The Chronix Server is an implementation of the Chronix API that stores time series in Apache Solr. Chronix uses several techniques to optimize query times and storage demand. Thus Chronix achieves on a benchmark asking serveral ranges (.5 day up to 180 days) an average runtime per range-query of 23 milliseconds. The dataset contains about 3.7 billion pairs and takes 108 GB serialized as CSV. Chronix needs only 8.7 GB to store the dataset. Everything runs on a standard laptop computer. No need of clustering, parallel processing or another complex stuff. Check it out and give it a try.

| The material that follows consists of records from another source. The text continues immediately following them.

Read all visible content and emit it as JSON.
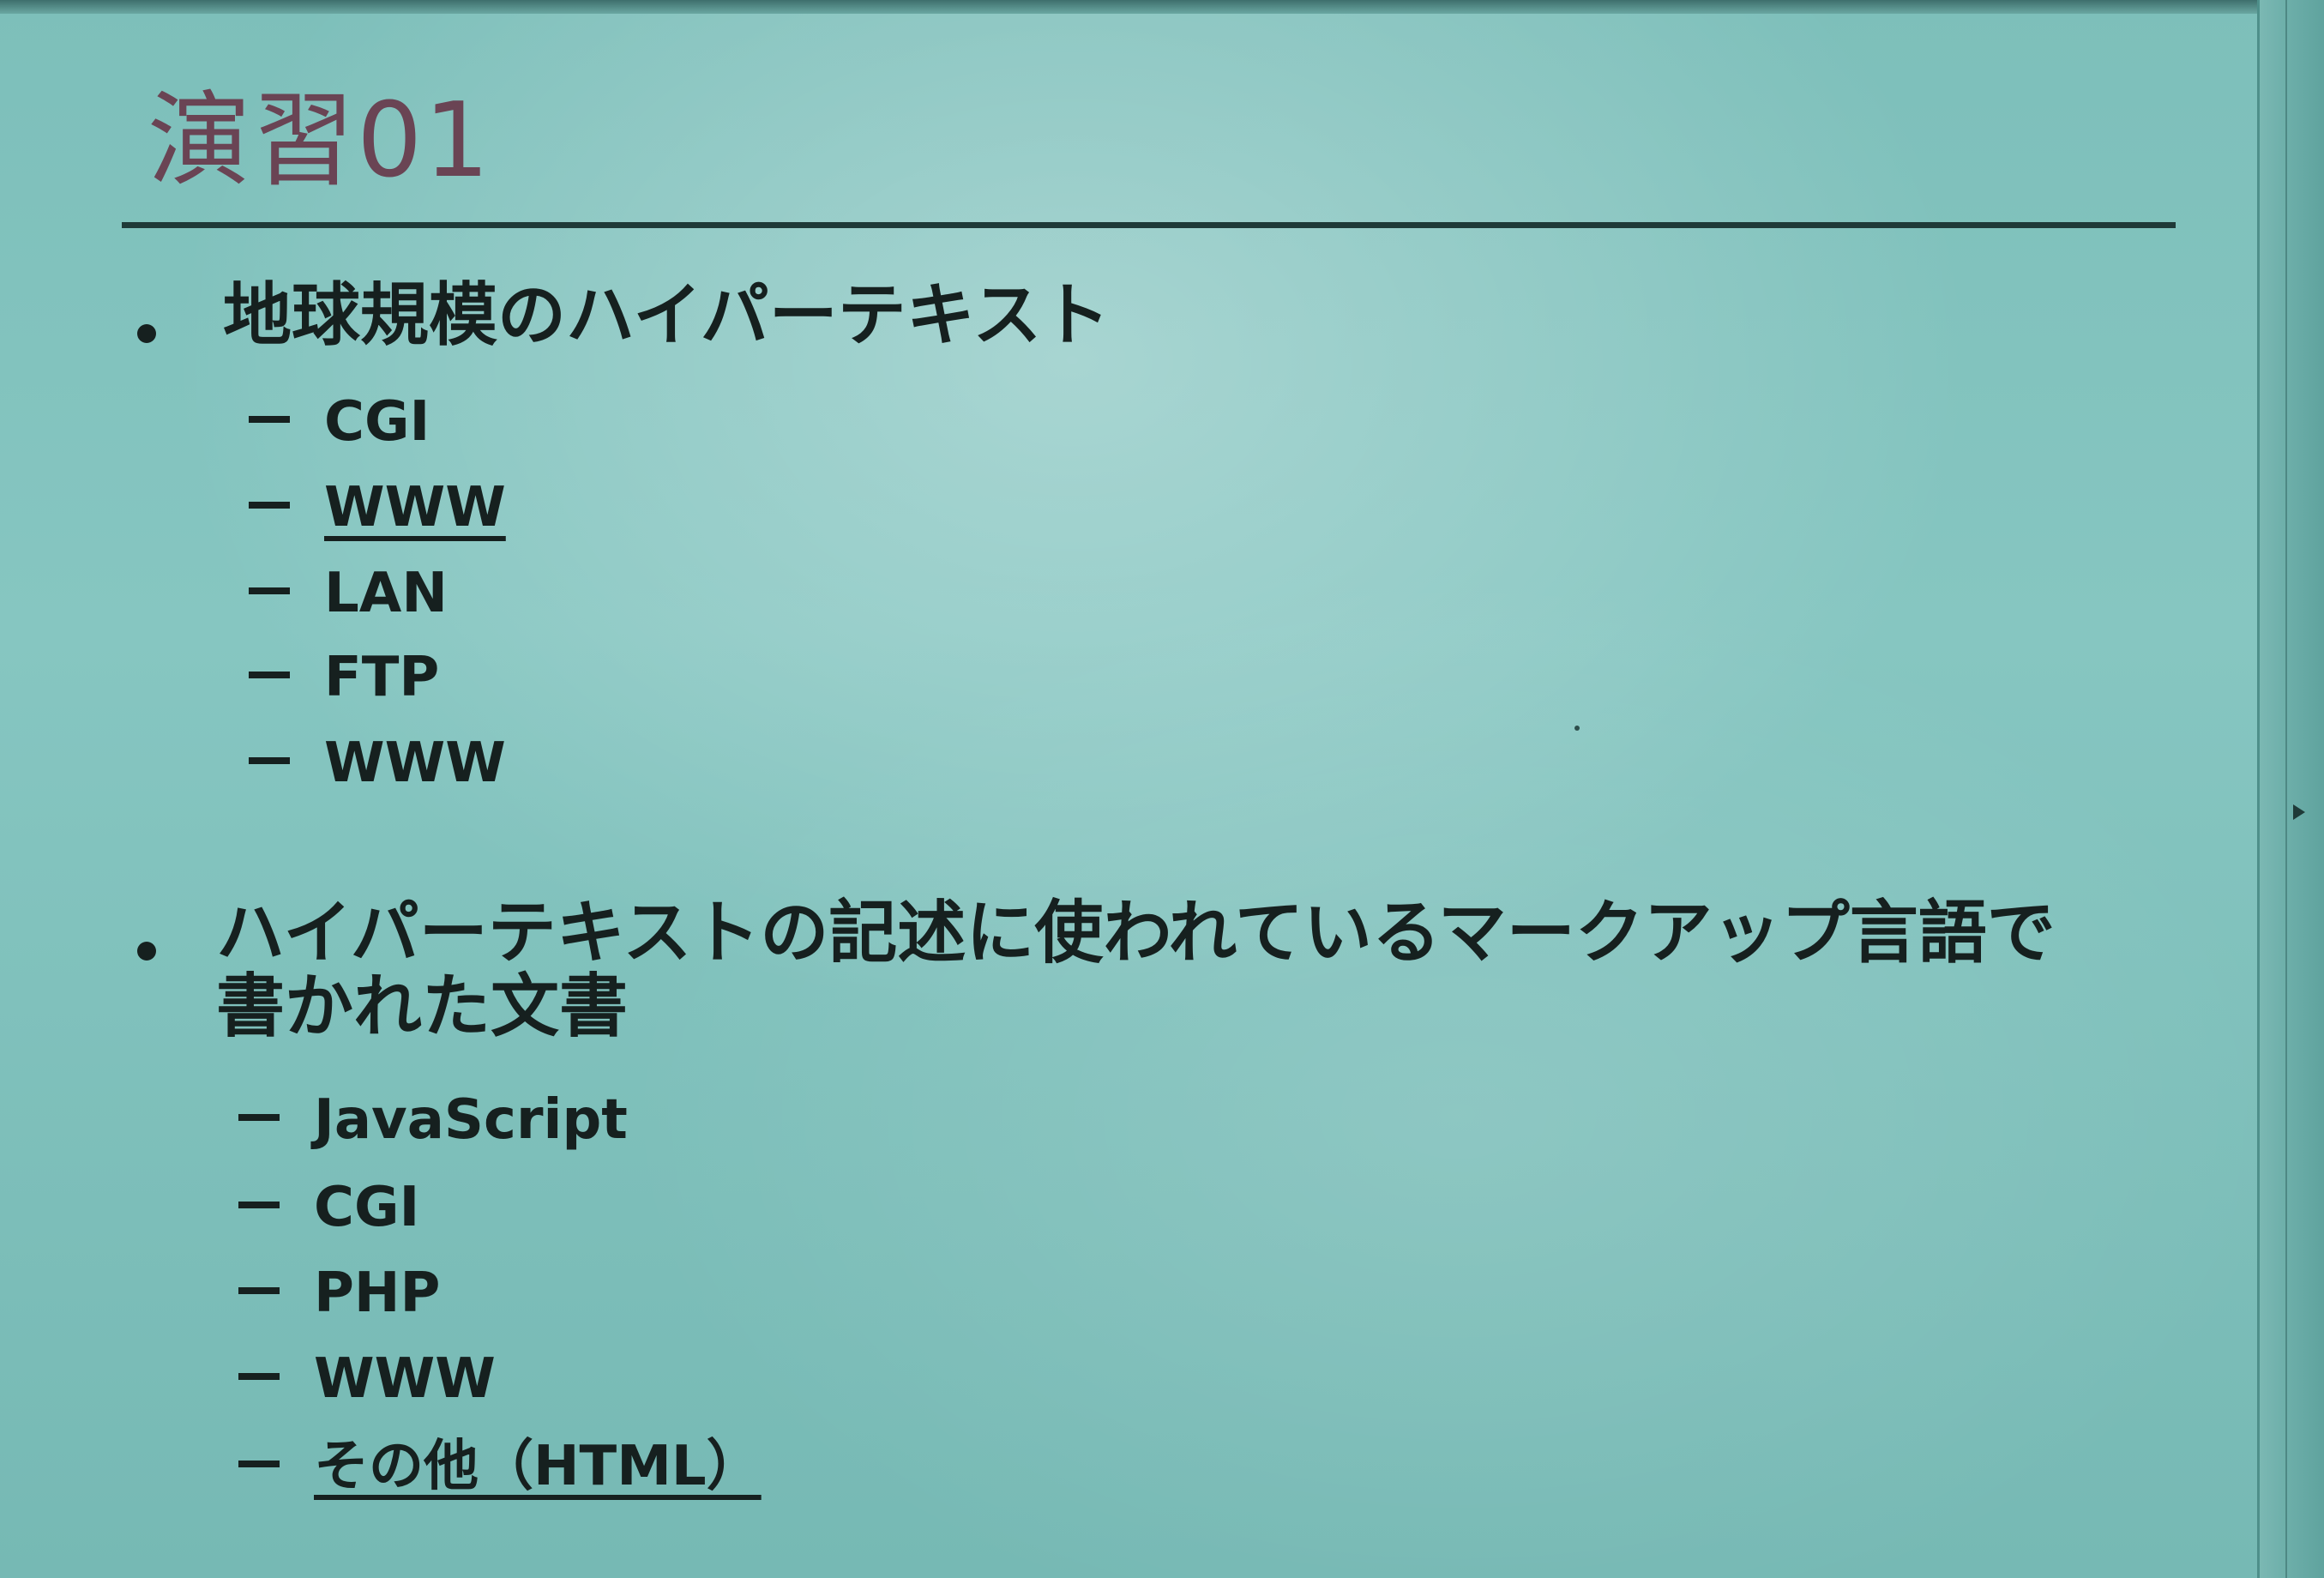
{
  "slide": {
    "title": "演習01",
    "sections": [
      {
        "question": "地球規模のハイパーテキスト",
        "options": [
          {
            "label": "CGI",
            "underlined": false
          },
          {
            "label": "WWW",
            "underlined": true
          },
          {
            "label": "LAN",
            "underlined": false
          },
          {
            "label": "FTP",
            "underlined": false
          },
          {
            "label": "WWW",
            "underlined": false
          }
        ]
      },
      {
        "question_line1": "ハイパーテキストの記述に使われているマークアップ言語で",
        "question_line2": "書かれた文書",
        "options": [
          {
            "label": "JavaScript",
            "underlined": false
          },
          {
            "label": "CGI",
            "underlined": false
          },
          {
            "label": "PHP",
            "underlined": false
          },
          {
            "label": "WWW",
            "underlined": false
          },
          {
            "label": "その他（HTML）",
            "underlined": true
          }
        ]
      }
    ]
  },
  "colors": {
    "background": "#86c6c1",
    "title": "#6a4454",
    "text": "#16201f",
    "rule": "#1f3a38"
  }
}
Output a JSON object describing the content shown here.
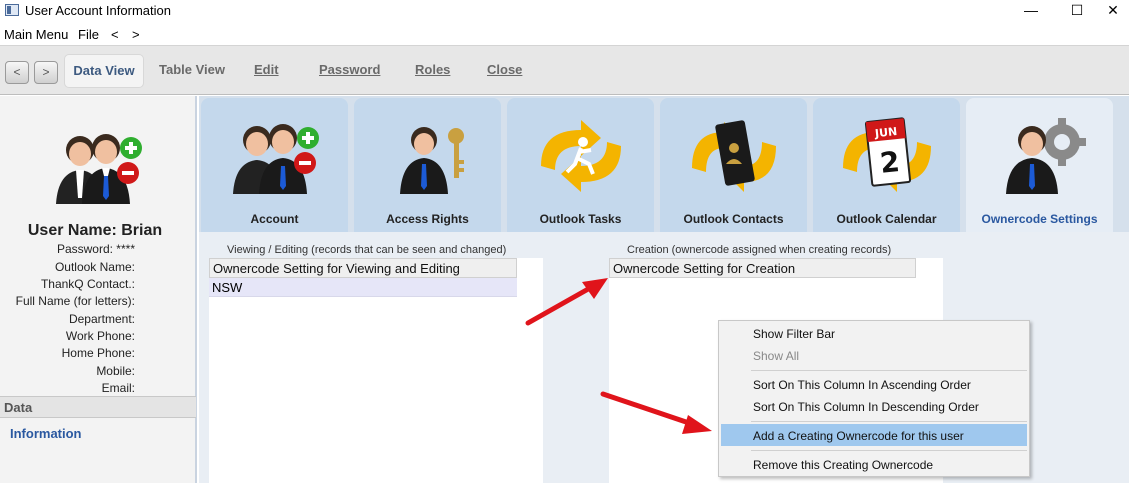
{
  "window": {
    "title": "User Account Information",
    "minimize_glyph": "—",
    "maximize_glyph": "☐",
    "close_glyph": "✕"
  },
  "menu": {
    "main_menu": "Main Menu",
    "file": "File",
    "back": "<",
    "forward": ">"
  },
  "toolbar": {
    "back_glyph": "<",
    "forward_glyph": ">",
    "items": [
      "Data View",
      "Table View",
      "Edit",
      "Password",
      "Roles",
      "Close"
    ]
  },
  "user": {
    "username": "User Name: Brian",
    "fields": [
      "Password: ****",
      "Outlook Name:",
      "ThankQ Contact.:",
      "Full Name (for letters):",
      "Department:",
      "Work Phone:",
      "Home Phone:",
      "Mobile:",
      "Email:"
    ]
  },
  "left_sections": {
    "data": "Data",
    "information": "Information"
  },
  "tabs": [
    "Account",
    "Access Rights",
    "Outlook Tasks",
    "Outlook Contacts",
    "Outlook Calendar",
    "Ownercode Settings"
  ],
  "calendar_icon": {
    "month": "JUN",
    "day": "2"
  },
  "viewing": {
    "group_label": "Viewing / Editing (records that can be seen and changed)",
    "column_header": "Ownercode Setting for Viewing and Editing",
    "rows": [
      "NSW"
    ]
  },
  "creation": {
    "group_label": "Creation (ownercode assigned when creating records)",
    "column_header": "Ownercode Setting for Creation",
    "rows": []
  },
  "context_menu": {
    "items": [
      "Show Filter Bar",
      "Show All",
      "Sort On This Column In Ascending Order",
      "Sort On This Column In Descending Order",
      "Add a Creating Ownercode for this user",
      "Remove this Creating Ownercode"
    ],
    "highlighted_index": 4,
    "disabled_index": 1
  },
  "colors": {
    "accent_blue": "#2a58a0",
    "tab_bg": "#c4d8ec",
    "highlight": "#9fc8ee",
    "annotation_arrow": "#e0141b"
  }
}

The repository chronix.examples contains some examples.

How Chronix Server stores time series

Chronix Architecture

The key data type of Chronix is called a record. It stores a chunk of time series data in a compressed binary large object. The record also stores technical fields, time stamps for start and end, that describe the time range of the chunk of data, and a set of arbitrary user-defined attributes. Storing records instead of individual pairs of time stamp and value has two major advantages:

  1. A reduced storage demand due to compression
  2. Almost constant query times for accessing a chunk due to indexable attributes and a constant overhead for decompression.

The architecture of Chronix has the four building blocks shown in Figure. It is well-suited to the parallelism of multi-core systems. All blocks can work in parallel to each other to increase the throughput.

Semantic Compression

Semantic Compression is optional and reduces the amount of time series with the goal of storing fewer records. It uses techniques that exploit knowledge on the shape and the significance of a time series to remove irrelevant details even if some accuracy is lost, e.g. dimensionality reduction through aggregation.

Attributes and Chunks

Attributes and Chunks breaks down time series into chunks of n data points that are serialized into c Bytes. It also calculates the attributes and the pre-calculated values of the records. Part of this serialization is a Date-Delta Compaction that compares the deltas between time stamps. It serializes only the value if the aberration of two deltas is within a defined range, otherwise it writes both the time stamp and the value to the record's data field.

Basic Compression

Then Basic Compression uses gzip, a lossless compression technique that operates on c consecutive bytes. Only the record's data field is compressed to reduce the storage demand while the attributes remain uncompressed for access. Compression of operational time series data yields a high compression rate due its value characteristics. In spite of the decompression costs when accessing data, compression actually improves query times as data is processed faster.

Multi-Dimensional Storage

The Multi-Dimensional Storage holds the records in a compressed binary format. Only the fields that are necessary to locate the records are visible as so-called dimensions to the data storage system. Queries can then use any combination of those dimensions to locate records. Chronix uses Apache Solr as it ideally matches the requirements. Furthermore Chronix has built-in analysis functions, e.g, a trend and outlier detector, to optimize operational time series analyses.

Data model

Chronix allows one to store any kind of time series and hence the data model is open to your needs. Chronix Server per default uses the Chronix Time Series package. The data model for the Chronix Time Series package.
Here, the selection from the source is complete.